Monday, July 28, 2025

Monstrous Mondays: The Monster of Censorship (Itch.io & Steam)

Photo by Pavel Danilyuk: https://www.pexels.com/photo/a-woman-holding-a-placard-8553787/
Photo by Pavel Danilyuk
 This week’s "Monstrous Monday" post isn’t a spotlight on a new monster or a dive into old-school related myths. Instead, I will talk about something more urgent: censorship. And no, not the hand-wringing, moral-panic kind from the 1980s. I’m talking about what’s happening right now on platforms like Itch.io and Steam, where a right-wing, conservative activist group is working hard to reshape what creators are allowed to make and what audiences are allowed to see.

So let’s get some background.

Recently, Itch.io, one of the best havens for indie games, visual novels, and tabletop RPGs (including a wide range of weird, odd, and experimental content), published a troubling update. They announced new changes to their adult content policy, citing legal pressures and platform hosting concerns:

They were, as expected, dragged on Bluesky

Meanwhile, Steam, the world’s largest digital distribution platform for games, began removing or suppressing adult titles, including ones that had been live for years. Devs have reported de-listings, warnings, and murky policy enforcement.

At the center of this firestorm is Collective Shout (no, I am not going to link), an Australian evangelical anti-porn group led by Melinda Tankard Reist. This group openly brags about pressuring Valve (the company behind Steam), and even seems to be taking credit for Itch.io’s recent clampdown.

(*Note: this is an archived article. Collective Shout convinced Vice to remove it.)

Collective Shout brands itself as a protector of women and children, but its tactics lean toward religious authoritarianism and a disdain for anything outside its narrow moral view. And their rhetoric? Let’s just say it’s unhinged enough that it would make Jack Thompson (you know, the Godfather of Censoring Video Games) raise an eyebrow. They’ve publicly accused creators of being “pedo-gamer fetishists” and cheered on the removal of queer, kink-positive, and sex-worker-inclusive games.

Even Yoko Taro, creator of NieR: Automata, has weighed in, calling out how this sort of censorship affects global creative freedom.

Let me be 100% clear: This isn’t about “defending porn.” This is about defending expression.

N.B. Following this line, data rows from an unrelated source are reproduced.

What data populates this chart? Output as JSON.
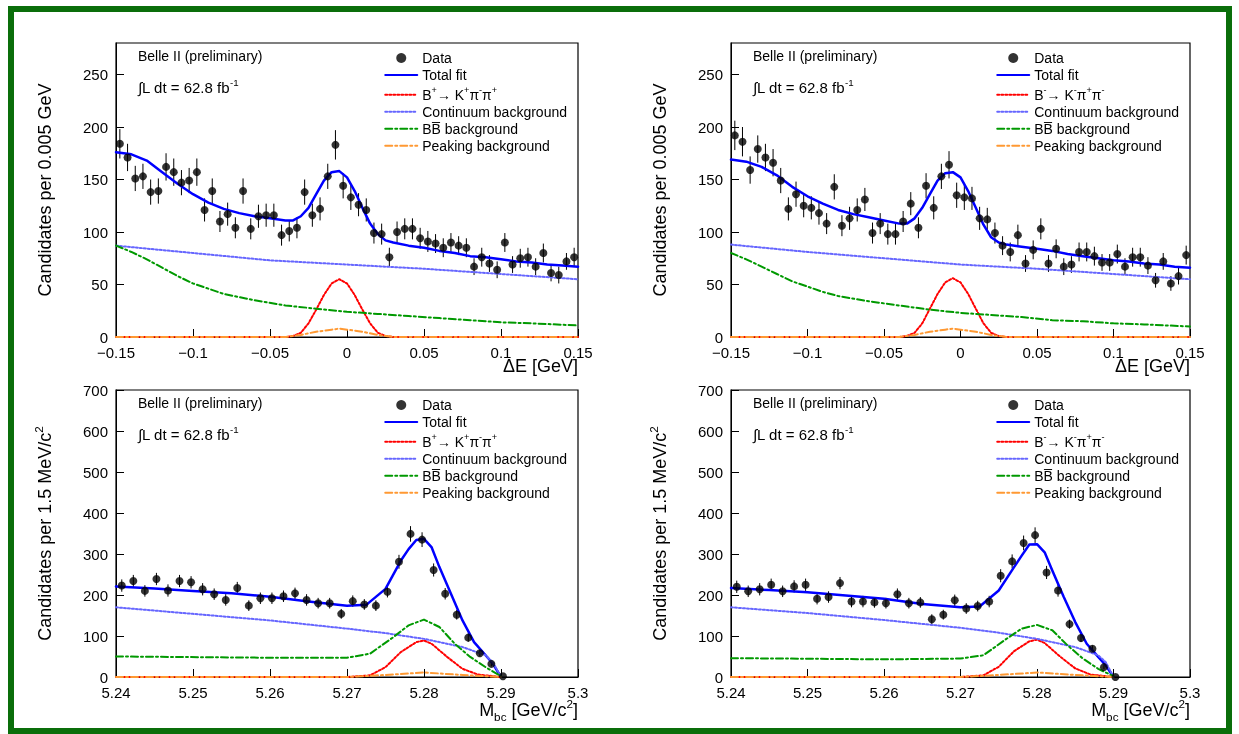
{
  "chart_data": [
    {
      "type": "line",
      "xlabel": "ΔE [GeV]",
      "ylabel": "Candidates per 0.005 GeV",
      "annotations": [
        "Belle II (preliminary)",
        "∫L dt = 62.8 fb$^{-1}$"
      ],
      "legend": "top right",
      "xlim": [
        -0.15,
        0.15
      ],
      "xticks": [
        {
          "value": -0.15,
          "label": "−0.15"
        },
        {
          "value": -0.1,
          "label": "−0.1"
        },
        {
          "value": -0.05,
          "label": "−0.05"
        },
        0,
        0.05,
        0.1,
        0.15
      ],
      "ylim": [
        0,
        280
      ],
      "yticks": [
        0,
        50,
        100,
        150,
        200,
        250
      ],
      "series": [
        {
          "name": "Data",
          "type": "scatter",
          "marker": "circle",
          "color": "#000000",
          "x": [
            -0.1475,
            -0.1425,
            -0.1375,
            -0.1325,
            -0.1275,
            -0.1225,
            -0.1175,
            -0.1125,
            -0.1075,
            -0.1025,
            -0.0975,
            -0.0925,
            -0.0875,
            -0.0825,
            -0.0775,
            -0.0725,
            -0.0675,
            -0.0625,
            -0.0575,
            -0.0525,
            -0.0475,
            -0.0425,
            -0.0375,
            -0.0325,
            -0.0275,
            -0.0225,
            -0.0175,
            -0.0125,
            -0.0075,
            -0.0025,
            0.0025,
            0.0075,
            0.0125,
            0.0175,
            0.0225,
            0.0275,
            0.0325,
            0.0375,
            0.0425,
            0.0475,
            0.0525,
            0.0575,
            0.0625,
            0.0675,
            0.0725,
            0.0775,
            0.0825,
            0.0875,
            0.0925,
            0.0975,
            0.1025,
            0.1075,
            0.1125,
            0.1175,
            0.1225,
            0.1275,
            0.1325,
            0.1375,
            0.1425,
            0.1475
          ],
          "values": [
            184,
            171,
            151,
            153,
            138,
            139,
            162,
            157,
            147,
            149,
            157,
            121,
            139,
            110,
            117,
            104,
            139,
            103,
            115,
            116,
            116,
            97,
            101,
            104,
            138,
            116,
            122,
            153,
            183,
            144,
            133,
            126,
            121,
            99,
            98,
            76,
            100,
            103,
            103,
            94,
            91,
            89,
            85,
            90,
            87,
            85,
            67,
            76,
            70,
            64,
            90,
            69,
            75,
            76,
            67,
            80,
            61,
            59,
            72,
            76
          ],
          "errors": [
            14,
            13,
            12,
            12,
            12,
            12,
            13,
            13,
            12,
            12,
            13,
            11,
            12,
            10,
            11,
            10,
            12,
            10,
            11,
            11,
            11,
            10,
            10,
            10,
            12,
            11,
            11,
            12,
            14,
            12,
            12,
            11,
            11,
            10,
            10,
            9,
            10,
            10,
            10,
            10,
            10,
            9,
            9,
            9,
            9,
            9,
            8,
            9,
            8,
            8,
            9,
            8,
            9,
            9,
            8,
            9,
            8,
            8,
            8,
            9
          ]
        },
        {
          "name": "Total fit",
          "type": "line",
          "marker": "none",
          "line_style": "solid",
          "color": "#0000ff",
          "x": [
            -0.15,
            -0.14,
            -0.13,
            -0.12,
            -0.11,
            -0.1,
            -0.09,
            -0.08,
            -0.07,
            -0.06,
            -0.05,
            -0.04,
            -0.035,
            -0.03,
            -0.025,
            -0.02,
            -0.015,
            -0.01,
            -0.005,
            0,
            0.005,
            0.01,
            0.015,
            0.02,
            0.025,
            0.03,
            0.04,
            0.05,
            0.06,
            0.07,
            0.08,
            0.09,
            0.1,
            0.11,
            0.12,
            0.13,
            0.14,
            0.15
          ],
          "values": [
            176,
            174,
            168,
            157,
            146,
            136,
            128,
            122,
            118,
            115,
            113,
            111,
            111,
            115,
            123,
            136,
            149,
            157,
            158,
            152,
            139,
            123,
            108,
            98,
            92,
            90,
            87,
            85,
            82,
            80,
            77,
            76,
            74,
            72,
            71,
            69,
            68,
            67
          ]
        },
        {
          "name": "B$^{+}$→ K$^{+}$π$^{-}$π$^{+}$",
          "type": "line",
          "marker": "none",
          "line_style": "dotted",
          "color": "#ff0000",
          "x": [
            -0.15,
            -0.04,
            -0.035,
            -0.03,
            -0.025,
            -0.02,
            -0.015,
            -0.01,
            -0.005,
            0,
            0.005,
            0.01,
            0.015,
            0.02,
            0.025,
            0.03,
            0.15
          ],
          "values": [
            0,
            0,
            1,
            4,
            13,
            26,
            40,
            51,
            55,
            51,
            40,
            26,
            13,
            4,
            1,
            0,
            0
          ]
        },
        {
          "name": "Continuum background",
          "type": "line",
          "marker": "none",
          "line_style": "dotted",
          "color": "#6666ff",
          "x": [
            -0.15,
            -0.1,
            -0.05,
            0,
            0.05,
            0.1,
            0.15
          ],
          "values": [
            87,
            80,
            73,
            69,
            65,
            60,
            55
          ]
        },
        {
          "name": "BB̅ background",
          "type": "line",
          "marker": "none",
          "line_style": "dashed",
          "color": "#009900",
          "x": [
            -0.15,
            -0.14,
            -0.13,
            -0.12,
            -0.11,
            -0.1,
            -0.09,
            -0.08,
            -0.06,
            -0.04,
            -0.02,
            0,
            0.02,
            0.04,
            0.06,
            0.08,
            0.1,
            0.12,
            0.15
          ],
          "values": [
            87,
            81,
            74,
            66,
            58,
            51,
            46,
            41,
            35,
            30,
            27,
            24,
            22,
            20,
            18,
            16,
            14,
            13,
            11
          ]
        },
        {
          "name": "Peaking background",
          "type": "line",
          "marker": "none",
          "line_style": "dashed",
          "color": "#ff9933",
          "x": [
            -0.15,
            -0.04,
            -0.03,
            -0.02,
            -0.01,
            -0.005,
            0,
            0.01,
            0.02,
            0.03,
            0.15
          ],
          "values": [
            0,
            0,
            2,
            5,
            7,
            8,
            7,
            5,
            2,
            0,
            0
          ]
        }
      ]
    },
    {
      "type": "line",
      "xlabel": "ΔE [GeV]",
      "ylabel": "Candidates per 0.005 GeV",
      "annotations": [
        "Belle II (preliminary)",
        "∫L dt = 62.8 fb$^{-1}$"
      ],
      "legend": "top right",
      "xlim": [
        -0.15,
        0.15
      ],
      "xticks": [
        {
          "value": -0.15,
          "label": "−0.15"
        },
        {
          "value": -0.1,
          "label": "−0.1"
        },
        {
          "value": -0.05,
          "label": "−0.05"
        },
        0,
        0.05,
        0.1,
        0.15
      ],
      "ylim": [
        0,
        280
      ],
      "yticks": [
        0,
        50,
        100,
        150,
        200,
        250
      ],
      "series": [
        {
          "name": "Data",
          "type": "scatter",
          "marker": "circle",
          "color": "#000000",
          "x": [
            -0.1475,
            -0.1425,
            -0.1375,
            -0.1325,
            -0.1275,
            -0.1225,
            -0.1175,
            -0.1125,
            -0.1075,
            -0.1025,
            -0.0975,
            -0.0925,
            -0.0875,
            -0.0825,
            -0.0775,
            -0.0725,
            -0.0675,
            -0.0625,
            -0.0575,
            -0.0525,
            -0.0475,
            -0.0425,
            -0.0375,
            -0.0325,
            -0.0275,
            -0.0225,
            -0.0175,
            -0.0125,
            -0.0075,
            -0.0025,
            0.0025,
            0.0075,
            0.0125,
            0.0175,
            0.0225,
            0.0275,
            0.0325,
            0.0375,
            0.0425,
            0.0475,
            0.0525,
            0.0575,
            0.0625,
            0.0675,
            0.0725,
            0.0775,
            0.0825,
            0.0875,
            0.0925,
            0.0975,
            0.1025,
            0.1075,
            0.1125,
            0.1175,
            0.1225,
            0.1275,
            0.1325,
            0.1375,
            0.1425,
            0.1475
          ],
          "values": [
            192,
            186,
            159,
            179,
            171,
            166,
            149,
            122,
            136,
            125,
            123,
            118,
            108,
            143,
            106,
            113,
            121,
            131,
            99,
            108,
            98,
            98,
            110,
            127,
            104,
            144,
            123,
            153,
            164,
            135,
            133,
            132,
            113,
            112,
            99,
            87,
            81,
            97,
            70,
            83,
            103,
            70,
            84,
            67,
            69,
            81,
            81,
            77,
            71,
            71,
            79,
            67,
            76,
            76,
            68,
            54,
            72,
            51,
            58,
            78
          ],
          "errors": [
            14,
            14,
            13,
            13,
            13,
            13,
            12,
            11,
            12,
            11,
            11,
            11,
            10,
            12,
            10,
            11,
            11,
            11,
            10,
            10,
            10,
            10,
            10,
            11,
            10,
            12,
            11,
            12,
            13,
            12,
            12,
            11,
            11,
            11,
            10,
            9,
            9,
            10,
            8,
            9,
            10,
            8,
            9,
            8,
            8,
            9,
            9,
            9,
            8,
            8,
            9,
            8,
            9,
            9,
            8,
            7,
            8,
            7,
            8,
            9
          ]
        },
        {
          "name": "Total fit",
          "type": "line",
          "marker": "none",
          "line_style": "solid",
          "color": "#0000ff",
          "x": [
            -0.15,
            -0.14,
            -0.13,
            -0.12,
            -0.11,
            -0.1,
            -0.09,
            -0.08,
            -0.07,
            -0.06,
            -0.05,
            -0.04,
            -0.035,
            -0.03,
            -0.025,
            -0.02,
            -0.015,
            -0.01,
            -0.005,
            0,
            0.005,
            0.01,
            0.015,
            0.02,
            0.025,
            0.03,
            0.04,
            0.05,
            0.06,
            0.07,
            0.08,
            0.09,
            0.1,
            0.11,
            0.12,
            0.13,
            0.14,
            0.15
          ],
          "values": [
            169,
            167,
            162,
            154,
            143,
            134,
            127,
            121,
            117,
            114,
            111,
            108,
            108,
            113,
            123,
            136,
            149,
            156,
            157,
            152,
            139,
            123,
            107,
            95,
            90,
            88,
            86,
            84,
            82,
            79,
            77,
            75,
            73,
            72,
            70,
            69,
            67,
            66
          ]
        },
        {
          "name": "B$^{-}$→ K$^{-}$π$^{+}$π$^{-}$",
          "type": "line",
          "marker": "none",
          "line_style": "dotted",
          "color": "#ff0000",
          "x": [
            -0.15,
            -0.04,
            -0.035,
            -0.03,
            -0.025,
            -0.02,
            -0.015,
            -0.01,
            -0.005,
            0,
            0.005,
            0.01,
            0.015,
            0.02,
            0.025,
            0.03,
            0.15
          ],
          "values": [
            0,
            0,
            1,
            4,
            13,
            27,
            41,
            52,
            56,
            52,
            41,
            27,
            13,
            4,
            1,
            0,
            0
          ]
        },
        {
          "name": "Continuum background",
          "type": "line",
          "marker": "none",
          "line_style": "dotted",
          "color": "#6666ff",
          "x": [
            -0.15,
            -0.1,
            -0.05,
            0,
            0.05,
            0.1,
            0.15
          ],
          "values": [
            88,
            81,
            75,
            69,
            65,
            60,
            55
          ]
        },
        {
          "name": "BB̅ background",
          "type": "line",
          "marker": "none",
          "line_style": "dashed",
          "color": "#009900",
          "x": [
            -0.15,
            -0.14,
            -0.13,
            -0.12,
            -0.11,
            -0.1,
            -0.09,
            -0.08,
            -0.06,
            -0.04,
            -0.02,
            0,
            0.02,
            0.04,
            0.06,
            0.08,
            0.1,
            0.12,
            0.15
          ],
          "values": [
            80,
            74,
            67,
            60,
            53,
            48,
            43,
            39,
            34,
            30,
            26,
            23,
            21,
            19,
            16,
            15,
            13,
            12,
            10
          ]
        },
        {
          "name": "Peaking background",
          "type": "line",
          "marker": "none",
          "line_style": "dashed",
          "color": "#ff9933",
          "x": [
            -0.15,
            -0.04,
            -0.03,
            -0.02,
            -0.01,
            -0.005,
            0,
            0.01,
            0.02,
            0.03,
            0.15
          ],
          "values": [
            0,
            0,
            2,
            5,
            7,
            8,
            7,
            5,
            2,
            0,
            0
          ]
        }
      ]
    },
    {
      "type": "line",
      "xlabel": "M$_{bc}$ [GeV/c$^{2}$]",
      "ylabel": "Candidates per 1.5 MeV/c$^{2}$",
      "annotations": [
        "Belle II (preliminary)",
        "∫L dt = 62.8 fb$^{-1}$"
      ],
      "legend": "top right",
      "xlim": [
        5.24,
        5.3
      ],
      "xticks": [
        5.24,
        5.25,
        5.26,
        5.27,
        5.28,
        5.29,
        5.3
      ],
      "ylim": [
        0,
        700
      ],
      "yticks": [
        0,
        100,
        200,
        300,
        400,
        500,
        600,
        700
      ],
      "series": [
        {
          "name": "Data",
          "type": "scatter",
          "marker": "circle",
          "color": "#000000",
          "x": [
            5.24075,
            5.24225,
            5.24375,
            5.24525,
            5.24675,
            5.24825,
            5.24975,
            5.25125,
            5.25275,
            5.25425,
            5.25575,
            5.25725,
            5.25875,
            5.26025,
            5.26175,
            5.26325,
            5.26475,
            5.26625,
            5.26775,
            5.26925,
            5.27075,
            5.27225,
            5.27375,
            5.27525,
            5.27675,
            5.27825,
            5.27975,
            5.28125,
            5.28275,
            5.28425,
            5.28575,
            5.28725,
            5.28875,
            5.29025
          ],
          "values": [
            223,
            234,
            210,
            239,
            211,
            234,
            231,
            214,
            202,
            188,
            217,
            174,
            192,
            192,
            197,
            204,
            188,
            180,
            180,
            154,
            185,
            177,
            174,
            208,
            281,
            349,
            335,
            261,
            203,
            152,
            96,
            58,
            32,
            2
          ],
          "errors": [
            15,
            15,
            14,
            15,
            15,
            15,
            15,
            15,
            14,
            14,
            15,
            13,
            14,
            14,
            14,
            14,
            14,
            13,
            13,
            12,
            14,
            13,
            13,
            14,
            17,
            19,
            18,
            16,
            14,
            12,
            10,
            8,
            6,
            null
          ]
        },
        {
          "name": "Total fit",
          "type": "line",
          "marker": "none",
          "line_style": "solid",
          "color": "#0000ff",
          "x": [
            5.24,
            5.245,
            5.25,
            5.255,
            5.26,
            5.265,
            5.27,
            5.2725,
            5.275,
            5.277,
            5.278,
            5.279,
            5.28,
            5.281,
            5.282,
            5.2835,
            5.285,
            5.2865,
            5.288,
            5.289,
            5.29
          ],
          "values": [
            221,
            216,
            210,
            204,
            196,
            184,
            174,
            176,
            215,
            284,
            312,
            334,
            337,
            316,
            268,
            203,
            138,
            85,
            53,
            31,
            0
          ]
        },
        {
          "name": "B$^{+}$→ K$^{+}$π$^{-}$π$^{+}$",
          "type": "line",
          "marker": "none",
          "line_style": "dotted",
          "color": "#ff0000",
          "x": [
            5.24,
            5.27,
            5.273,
            5.275,
            5.277,
            5.279,
            5.28,
            5.281,
            5.283,
            5.285,
            5.287,
            5.29
          ],
          "values": [
            0,
            0,
            4,
            24,
            61,
            85,
            89,
            81,
            49,
            20,
            6,
            0
          ]
        },
        {
          "name": "Continuum background",
          "type": "line",
          "marker": "none",
          "line_style": "dotted",
          "color": "#6666ff",
          "x": [
            5.24,
            5.25,
            5.26,
            5.27,
            5.275,
            5.28,
            5.285,
            5.288,
            5.289,
            5.29
          ],
          "values": [
            170,
            154,
            138,
            118,
            107,
            93,
            73,
            53,
            34,
            0
          ]
        },
        {
          "name": "BB̅ background",
          "type": "line",
          "marker": "none",
          "line_style": "dashed",
          "color": "#009900",
          "x": [
            5.24,
            5.26,
            5.27,
            5.273,
            5.276,
            5.278,
            5.28,
            5.282,
            5.284,
            5.286,
            5.288,
            5.29
          ],
          "values": [
            50,
            47,
            47,
            57,
            97,
            126,
            140,
            122,
            81,
            49,
            24,
            2
          ]
        },
        {
          "name": "Peaking background",
          "type": "line",
          "marker": "none",
          "line_style": "dashed",
          "color": "#ff9933",
          "x": [
            5.24,
            5.27,
            5.275,
            5.28,
            5.285,
            5.29
          ],
          "values": [
            0,
            0,
            5,
            11,
            5,
            0
          ]
        }
      ]
    },
    {
      "type": "line",
      "xlabel": "M$_{bc}$ [GeV/c$^{2}$]",
      "ylabel": "Candidates per 1.5 MeV/c$^{2}$",
      "annotations": [
        "Belle II (preliminary)",
        "∫L dt = 62.8 fb$^{-1}$"
      ],
      "legend": "top right",
      "xlim": [
        5.24,
        5.3
      ],
      "xticks": [
        5.24,
        5.25,
        5.26,
        5.27,
        5.28,
        5.29,
        5.3
      ],
      "ylim": [
        0,
        700
      ],
      "yticks": [
        0,
        100,
        200,
        300,
        400,
        500,
        600,
        700
      ],
      "series": [
        {
          "name": "Data",
          "type": "scatter",
          "marker": "circle",
          "color": "#000000",
          "x": [
            5.24075,
            5.24225,
            5.24375,
            5.24525,
            5.24675,
            5.24825,
            5.24975,
            5.25125,
            5.25275,
            5.25425,
            5.25575,
            5.25725,
            5.25875,
            5.26025,
            5.26175,
            5.26325,
            5.26475,
            5.26625,
            5.26775,
            5.26925,
            5.27075,
            5.27225,
            5.27375,
            5.27525,
            5.27675,
            5.27825,
            5.27975,
            5.28125,
            5.28275,
            5.28425,
            5.28575,
            5.28725,
            5.28875,
            5.29025
          ],
          "values": [
            220,
            209,
            214,
            225,
            209,
            221,
            225,
            191,
            195,
            229,
            184,
            184,
            182,
            180,
            202,
            180,
            182,
            141,
            152,
            187,
            167,
            173,
            184,
            247,
            282,
            327,
            346,
            255,
            211,
            129,
            95,
            69,
            24,
            0
          ],
          "errors": [
            15,
            14,
            15,
            15,
            14,
            15,
            15,
            14,
            14,
            15,
            14,
            14,
            13,
            13,
            14,
            13,
            13,
            12,
            12,
            14,
            13,
            13,
            14,
            16,
            17,
            18,
            19,
            16,
            15,
            11,
            10,
            8,
            5,
            null
          ]
        },
        {
          "name": "Total fit",
          "type": "line",
          "marker": "none",
          "line_style": "solid",
          "color": "#0000ff",
          "x": [
            5.24,
            5.245,
            5.25,
            5.255,
            5.26,
            5.265,
            5.27,
            5.2725,
            5.275,
            5.277,
            5.278,
            5.279,
            5.28,
            5.281,
            5.282,
            5.2835,
            5.285,
            5.2865,
            5.288,
            5.289,
            5.29
          ],
          "values": [
            217,
            212,
            207,
            199,
            191,
            178,
            170,
            172,
            211,
            268,
            296,
            323,
            324,
            304,
            260,
            195,
            134,
            81,
            49,
            28,
            0
          ]
        },
        {
          "name": "B$^{-}$→ K$^{-}$π$^{+}$π$^{-}$",
          "type": "line",
          "marker": "none",
          "line_style": "dotted",
          "color": "#ff0000",
          "x": [
            5.24,
            5.27,
            5.273,
            5.275,
            5.277,
            5.279,
            5.28,
            5.281,
            5.283,
            5.285,
            5.287,
            5.29
          ],
          "values": [
            0,
            0,
            4,
            25,
            63,
            87,
            91,
            83,
            50,
            21,
            6,
            0
          ]
        },
        {
          "name": "Continuum background",
          "type": "line",
          "marker": "none",
          "line_style": "dotted",
          "color": "#6666ff",
          "x": [
            5.24,
            5.25,
            5.26,
            5.27,
            5.275,
            5.28,
            5.285,
            5.288,
            5.289,
            5.29
          ],
          "values": [
            170,
            156,
            139,
            120,
            108,
            93,
            73,
            53,
            36,
            0
          ]
        },
        {
          "name": "BB̅ background",
          "type": "line",
          "marker": "none",
          "line_style": "dashed",
          "color": "#009900",
          "x": [
            5.24,
            5.26,
            5.27,
            5.273,
            5.276,
            5.278,
            5.28,
            5.282,
            5.284,
            5.286,
            5.288,
            5.29
          ],
          "values": [
            46,
            43,
            45,
            53,
            93,
            118,
            127,
            114,
            77,
            45,
            20,
            2
          ]
        },
        {
          "name": "Peaking background",
          "type": "line",
          "marker": "none",
          "line_style": "dashed",
          "color": "#ff9933",
          "x": [
            5.24,
            5.27,
            5.275,
            5.28,
            5.285,
            5.29
          ],
          "values": [
            0,
            0,
            5,
            11,
            5,
            0
          ]
        }
      ]
    }
  ]
}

Games, like books, films, and zines, explore all corners of the human experience, including sexuality, trauma, queerness, kink, power dynamics, and yes, pleasure. When we allow puritanical groups with political connections to dictate what stories can be told or which creators get silenced, we all lose.

Censorship doesn’t protect anyone. It punishes the marginalized, erases nuance, and sanitizes creativity until all that’s left is bland, corporate-safe pap.

More to the point, games (and really all media) that seem to be disproportionately targeted are ones with an LGBTQI+ point of view. 

I have seen Collective Shout members described as TERFs (Trans-exclusionary Radical Feminists), but I can't confirm or deny that. 

Tabletop RPGs, like the ones hosted on Itch.io, have always thrived on the edges of queer voices, indie voices, outsider art, and strange ideas. If we let these spaces get steamrolled by a group with an agenda straight out of a 1980s morality panic or a 1990s purity pledge, we risk losing not just games, but an entire movement.

We’ve fought this battle before, whether it was Tipper Gore and the PMRC, Jack Chick and his satanic panic tracts, or TSR’s late-stage moral cleanup. And we’ll fight it again. Because games are worth defending. Art is worth defending. And freedom, messy, complicated, deeply human freedom, is always worth defending.

So what can we do?

No doubt, Itch.io and Steam caved to these internet bullies, but they were not given much of an option. The real fault lies with Collective Shout and the payment processors they contacted. But they could have handled it much better. 

Obviously, going after Collective Shout is precisely what they want people to do. These types of groups thrive on this and like to show how they are really the innocents, only thinking of the children, and the rest of the world is out to get them.  So, don't give them the satisfaction. They are not protecting anyone; they are just the next level of book-banners. 
  • Support creators whose work is under threat. Buy directly when you can. Leave reviews. Share links. Seriously. This is the best thing you can do to help the creators.

  • Push back on platform censorship. Write to Valve and other storefronts and ask for clear, fair policies that don’t buckle to extremist pressure.

  • Contact Payment Processors. Pressure works both ways.

  • Stay informed about groups like Collective Shout. Know what they really stand for.

  • Speak up. Silence only helps the status quo, and that is how these groups win.

  • Visit. https://stopcollectiveshout.com/ to learn more.

And please. Don't try invoking the 1st Amendment here. That is about protecting American citizens against having their speech impaired by the American government. This is a global situation. 

Full Disclosure Statement: I do not have any games on Itch.io or on Steam. This doesn't affect me at all, but that is not a good reason to stay silent.